Fidèle au Festival malouin « Etonnants Voyageurs », cet humaniste pédagogue doublé d'un poète, semblait rencontrer des affinités électives avec les bretons, comme en témoigne Michel-Edouard Leclerc à qui il avait fait forte impression:« Si je veux lui offrir un hommage, c'est pour lui rendre la paternité de toutes ces notes et observations que je consigne sagement, tous les jours, dans des carnets ou sur mon blog… Et ce, depuis 1976, date à laquelle j'ai découvert 'L'Été grec' ».
Annick L'Antoëne de l'AHB évoque parfaitement cet homme-Protée : auteur de nombreux ouvrages, photographe, traducteur, homme de théâtre et passionné par la Grèce : « Mais peut-être par dessus tout il aimait les grecs parmi lesquels il avait choisi de vivre pendant de nombreuses années. Lui qui connaissait des grands écrivains, qui avait lu 'Prière sur l'Acropole' d'Ernest Renan ainsi que l' Itinéraire de Paris à Jérusalem' de Chateaubriand, aimait avant tout le petit peuple qu'il rencontrait dans les cafés, sur les marchés, dans les fêtes populaires ».
L'écrivain voyageur, infatigable, pérégrine d'île en île. Après Patmos, Sérifos, Alonissos et Psara, son journal de bord nous révèle une halte à Chios, île du Nord-Est de la Mer Egée où serait né Homère : « Chaque soir je me retrouve sur la place au café avec l'instituteur, le pope, un professeur de Chios qui est ici pour quelques jours avec sa femme et le ou les paysans qui se joignent à nous » écrit-il. Dans un petit village côtier, Jacques Laccarière fait la connaissance de pêcheurs venus de Kalymnos et se questionne « D'où viennent-ils, tous ces visages... ? Quels gênes les ont façonnés du ponant au levant de l'Egée...pour en faire ces êtres bosselés, craquelés, ces masques lumineux et ravagés où os et chairs se combattent comme les frontières changeantes de la Grèce, où la mer et la terre se découpent en calanques de bouches, en promontoires de nez, en falaises de front, où les barbes bouclées sont bouquets d'algues incrustés dans la chair ? Andréas ne sent pas l'homme....C'est lui le Vieux de la mer, Protée l'insaisissable, tour à tour vague et dauphin et nautile, calmar, alcyon, écume, le Vieux qui prend toutes les formes, toutes les senteurs, toutes les couleurs de l'océan ».

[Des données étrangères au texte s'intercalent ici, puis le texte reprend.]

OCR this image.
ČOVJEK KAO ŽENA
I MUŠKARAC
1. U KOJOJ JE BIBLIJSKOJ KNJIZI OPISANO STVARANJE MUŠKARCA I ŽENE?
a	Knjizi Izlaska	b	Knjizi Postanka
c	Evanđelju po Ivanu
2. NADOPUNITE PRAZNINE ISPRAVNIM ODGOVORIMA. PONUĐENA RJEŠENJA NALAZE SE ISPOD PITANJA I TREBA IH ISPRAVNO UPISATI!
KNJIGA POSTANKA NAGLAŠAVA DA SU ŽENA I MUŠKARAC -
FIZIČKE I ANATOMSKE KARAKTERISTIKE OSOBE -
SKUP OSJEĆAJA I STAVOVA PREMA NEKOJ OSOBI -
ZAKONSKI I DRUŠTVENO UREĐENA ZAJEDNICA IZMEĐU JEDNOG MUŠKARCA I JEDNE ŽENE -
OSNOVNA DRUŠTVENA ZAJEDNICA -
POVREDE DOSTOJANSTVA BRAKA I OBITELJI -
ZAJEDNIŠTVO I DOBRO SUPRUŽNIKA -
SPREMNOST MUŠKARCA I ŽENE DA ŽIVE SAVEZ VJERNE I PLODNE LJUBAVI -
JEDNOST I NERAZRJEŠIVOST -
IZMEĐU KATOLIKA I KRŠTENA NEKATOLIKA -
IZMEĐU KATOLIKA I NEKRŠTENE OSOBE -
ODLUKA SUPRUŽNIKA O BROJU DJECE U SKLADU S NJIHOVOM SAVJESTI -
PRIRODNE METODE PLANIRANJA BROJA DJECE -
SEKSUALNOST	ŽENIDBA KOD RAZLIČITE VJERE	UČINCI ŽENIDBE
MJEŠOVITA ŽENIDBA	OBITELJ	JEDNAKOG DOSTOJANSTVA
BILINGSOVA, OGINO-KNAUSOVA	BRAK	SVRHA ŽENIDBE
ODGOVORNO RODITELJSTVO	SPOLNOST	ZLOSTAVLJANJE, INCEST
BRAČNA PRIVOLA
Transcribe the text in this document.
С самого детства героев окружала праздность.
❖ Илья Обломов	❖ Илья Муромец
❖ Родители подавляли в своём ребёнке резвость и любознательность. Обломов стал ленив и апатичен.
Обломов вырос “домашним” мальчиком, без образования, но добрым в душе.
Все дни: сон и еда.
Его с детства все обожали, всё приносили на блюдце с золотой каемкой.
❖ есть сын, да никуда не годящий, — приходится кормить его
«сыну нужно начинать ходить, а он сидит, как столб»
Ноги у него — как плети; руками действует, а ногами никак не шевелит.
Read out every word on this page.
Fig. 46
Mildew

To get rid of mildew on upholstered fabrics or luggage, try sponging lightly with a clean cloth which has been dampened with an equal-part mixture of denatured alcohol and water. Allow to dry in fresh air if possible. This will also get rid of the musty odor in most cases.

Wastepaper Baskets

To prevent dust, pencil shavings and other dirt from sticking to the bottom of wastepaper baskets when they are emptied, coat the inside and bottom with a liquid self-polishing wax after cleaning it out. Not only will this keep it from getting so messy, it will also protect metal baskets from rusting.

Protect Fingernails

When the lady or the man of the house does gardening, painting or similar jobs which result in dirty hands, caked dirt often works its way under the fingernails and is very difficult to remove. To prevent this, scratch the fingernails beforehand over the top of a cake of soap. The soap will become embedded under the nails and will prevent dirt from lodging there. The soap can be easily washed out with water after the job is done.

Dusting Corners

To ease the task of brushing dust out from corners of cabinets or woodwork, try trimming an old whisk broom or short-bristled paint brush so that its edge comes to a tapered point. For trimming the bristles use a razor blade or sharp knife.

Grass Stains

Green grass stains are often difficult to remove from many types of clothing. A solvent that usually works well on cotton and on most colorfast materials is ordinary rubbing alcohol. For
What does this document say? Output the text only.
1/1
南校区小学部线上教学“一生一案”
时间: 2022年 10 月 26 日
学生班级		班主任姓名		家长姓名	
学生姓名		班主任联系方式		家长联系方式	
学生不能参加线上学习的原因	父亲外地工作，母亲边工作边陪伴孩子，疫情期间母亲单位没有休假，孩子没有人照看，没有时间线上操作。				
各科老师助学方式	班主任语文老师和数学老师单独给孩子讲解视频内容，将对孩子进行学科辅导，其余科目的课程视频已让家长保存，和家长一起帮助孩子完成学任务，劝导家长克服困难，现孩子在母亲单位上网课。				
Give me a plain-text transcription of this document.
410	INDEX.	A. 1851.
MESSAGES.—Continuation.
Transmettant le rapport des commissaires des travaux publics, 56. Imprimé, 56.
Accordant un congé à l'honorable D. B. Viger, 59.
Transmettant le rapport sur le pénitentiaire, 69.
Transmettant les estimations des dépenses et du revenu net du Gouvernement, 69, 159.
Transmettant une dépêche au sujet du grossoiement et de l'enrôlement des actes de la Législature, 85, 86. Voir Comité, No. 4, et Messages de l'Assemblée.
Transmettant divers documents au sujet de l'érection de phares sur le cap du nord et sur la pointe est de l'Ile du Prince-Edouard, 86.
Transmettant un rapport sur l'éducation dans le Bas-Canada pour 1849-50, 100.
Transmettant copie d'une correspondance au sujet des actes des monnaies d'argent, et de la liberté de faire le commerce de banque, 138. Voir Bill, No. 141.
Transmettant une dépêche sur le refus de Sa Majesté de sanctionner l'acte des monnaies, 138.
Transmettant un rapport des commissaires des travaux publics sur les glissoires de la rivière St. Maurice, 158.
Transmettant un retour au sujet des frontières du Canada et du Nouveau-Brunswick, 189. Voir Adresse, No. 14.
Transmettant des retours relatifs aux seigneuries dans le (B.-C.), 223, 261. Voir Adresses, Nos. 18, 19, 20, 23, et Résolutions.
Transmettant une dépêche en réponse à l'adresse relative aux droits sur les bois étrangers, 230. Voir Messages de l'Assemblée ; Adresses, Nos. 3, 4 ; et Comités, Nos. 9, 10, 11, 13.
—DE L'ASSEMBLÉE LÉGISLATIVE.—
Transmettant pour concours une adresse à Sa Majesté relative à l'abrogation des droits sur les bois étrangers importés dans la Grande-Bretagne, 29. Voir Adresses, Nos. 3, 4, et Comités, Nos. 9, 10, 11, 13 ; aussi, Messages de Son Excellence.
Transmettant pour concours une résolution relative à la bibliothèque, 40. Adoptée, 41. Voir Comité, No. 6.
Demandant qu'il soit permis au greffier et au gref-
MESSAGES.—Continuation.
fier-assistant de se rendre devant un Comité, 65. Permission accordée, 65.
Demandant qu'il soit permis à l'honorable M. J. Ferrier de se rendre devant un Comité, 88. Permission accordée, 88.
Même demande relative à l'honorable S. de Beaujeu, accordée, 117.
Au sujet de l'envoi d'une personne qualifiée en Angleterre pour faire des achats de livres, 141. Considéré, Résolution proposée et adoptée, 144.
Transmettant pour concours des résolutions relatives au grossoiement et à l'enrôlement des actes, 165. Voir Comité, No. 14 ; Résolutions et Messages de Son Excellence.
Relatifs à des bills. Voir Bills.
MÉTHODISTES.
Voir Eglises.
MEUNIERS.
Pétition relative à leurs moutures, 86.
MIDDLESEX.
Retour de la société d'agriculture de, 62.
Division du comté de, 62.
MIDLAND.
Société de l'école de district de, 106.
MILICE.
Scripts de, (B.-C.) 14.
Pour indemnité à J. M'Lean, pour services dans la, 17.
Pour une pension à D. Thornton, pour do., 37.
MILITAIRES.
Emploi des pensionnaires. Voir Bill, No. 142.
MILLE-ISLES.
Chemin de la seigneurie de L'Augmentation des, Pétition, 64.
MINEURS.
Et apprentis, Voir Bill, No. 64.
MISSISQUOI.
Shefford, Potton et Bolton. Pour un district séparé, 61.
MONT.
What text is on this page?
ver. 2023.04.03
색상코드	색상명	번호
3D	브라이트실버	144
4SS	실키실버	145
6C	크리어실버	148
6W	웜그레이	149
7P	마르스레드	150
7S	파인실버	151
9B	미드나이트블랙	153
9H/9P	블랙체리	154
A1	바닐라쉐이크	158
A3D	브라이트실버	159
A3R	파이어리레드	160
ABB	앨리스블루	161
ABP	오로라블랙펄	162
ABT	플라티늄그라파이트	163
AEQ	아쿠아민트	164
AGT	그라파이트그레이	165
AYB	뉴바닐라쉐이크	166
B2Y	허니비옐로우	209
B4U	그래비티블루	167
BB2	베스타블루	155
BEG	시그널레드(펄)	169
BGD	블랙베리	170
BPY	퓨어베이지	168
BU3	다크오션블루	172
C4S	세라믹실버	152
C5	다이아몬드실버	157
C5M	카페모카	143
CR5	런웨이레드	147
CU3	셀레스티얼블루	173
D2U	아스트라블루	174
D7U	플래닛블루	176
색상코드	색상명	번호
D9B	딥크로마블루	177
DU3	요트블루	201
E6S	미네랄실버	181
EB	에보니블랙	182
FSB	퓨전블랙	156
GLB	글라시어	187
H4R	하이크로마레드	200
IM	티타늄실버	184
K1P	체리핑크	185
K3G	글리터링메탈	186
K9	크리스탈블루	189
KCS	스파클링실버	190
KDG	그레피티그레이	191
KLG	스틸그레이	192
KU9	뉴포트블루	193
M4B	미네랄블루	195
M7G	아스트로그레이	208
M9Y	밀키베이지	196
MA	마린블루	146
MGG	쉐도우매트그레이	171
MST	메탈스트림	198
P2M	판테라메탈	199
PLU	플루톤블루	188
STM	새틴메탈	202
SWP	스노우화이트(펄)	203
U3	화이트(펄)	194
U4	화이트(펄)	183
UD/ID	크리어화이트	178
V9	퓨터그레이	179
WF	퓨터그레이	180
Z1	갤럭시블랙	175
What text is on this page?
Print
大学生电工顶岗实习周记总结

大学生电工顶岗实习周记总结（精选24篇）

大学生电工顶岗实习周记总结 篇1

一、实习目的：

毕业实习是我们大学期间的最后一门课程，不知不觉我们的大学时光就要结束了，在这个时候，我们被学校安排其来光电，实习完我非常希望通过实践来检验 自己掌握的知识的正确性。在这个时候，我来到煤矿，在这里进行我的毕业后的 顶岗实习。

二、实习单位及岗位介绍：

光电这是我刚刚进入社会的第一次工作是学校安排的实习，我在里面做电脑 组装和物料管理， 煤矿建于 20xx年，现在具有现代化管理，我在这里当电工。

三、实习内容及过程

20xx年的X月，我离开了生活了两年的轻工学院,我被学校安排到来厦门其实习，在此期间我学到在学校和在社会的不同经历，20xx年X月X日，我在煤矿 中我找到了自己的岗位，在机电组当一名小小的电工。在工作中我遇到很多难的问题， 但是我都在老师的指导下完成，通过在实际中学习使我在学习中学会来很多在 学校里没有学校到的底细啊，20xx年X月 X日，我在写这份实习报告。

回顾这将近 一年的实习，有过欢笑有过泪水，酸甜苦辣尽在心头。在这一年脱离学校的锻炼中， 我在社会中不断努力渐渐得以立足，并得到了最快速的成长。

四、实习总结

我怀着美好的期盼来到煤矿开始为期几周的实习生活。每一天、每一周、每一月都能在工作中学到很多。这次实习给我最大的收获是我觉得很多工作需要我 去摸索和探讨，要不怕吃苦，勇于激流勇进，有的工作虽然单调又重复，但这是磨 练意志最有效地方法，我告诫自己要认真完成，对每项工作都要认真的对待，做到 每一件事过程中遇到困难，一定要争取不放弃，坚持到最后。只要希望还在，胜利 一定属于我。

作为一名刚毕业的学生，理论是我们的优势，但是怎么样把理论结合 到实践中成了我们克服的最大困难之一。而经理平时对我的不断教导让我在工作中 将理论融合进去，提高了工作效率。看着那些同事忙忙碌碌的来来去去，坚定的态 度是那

Une telle évocation n'est pas sans rappeler les pêcheurs bretons qu'Anatole Le Braz rencontrait lors de ses Tro-Breiz, quand, après l'Argoat il rejoignait l'Armor.
L'auteur apparaît confiant dans la pérennité de la langue grecque et du pays lui même, malgré les vents et marées qui la traversent et la bousculent : « Le miracle...c'est qu'à travers les flux et des reflux de son histoire, les aléas de sa culture, les continuels va-et-vient d'une population d'Argonautes éternels, la Grèce ait continué d'exister et de rester la Grèce. C'est là le vrai miracle grec à mes yeux... ». Il découvre l'éparpillement millénaire et le reflux tout aussi millénaire de la grécité: « A travers sa culture, son histoire et son économie la Grèce a toujours présenté deux tendances essentielles : une tendance à la diaspora, à la dispersion, aussi puissante, aussi vivante aujourd'hui qu'il y a trois mille ans ; une tendance contraire à la synthèse, à l'unité, à la conscience de plus en plus nette d'une grécité irréductible à toute autre culture. » Quel Breton ne se reconnaîtrait pas dans une telle description en la transposant à son propre pays? Quel Breton n'a pas ressenti comme l'écho de ces deux grands appels : l'Ailleurs et l'Espace intérieur ?
Si Ernest Renan disait qu'il y avait quelque chose de chinois dans l'âme bretonne comme le soulignait François Pierre Nizery, il y a sans nul doute quelque chose de grec dans l'âme bretonne... à moins que ce ne soit quelque chose de breton dans l'âme grecque ?
Sylvie LE MOËL
Jacques Lacarrière « Méditerranée »
Collection Bouquins
Éditions Robert Laffont
www.bouquins.tm.fr
1088 pages, 30¤
Cet ouvrage contient:En cheminant avec Hérodote, Les plus anciens voyages du Monde, Promenade dans la Grèce antique, l'Été grec, Le Buveur d'horizon.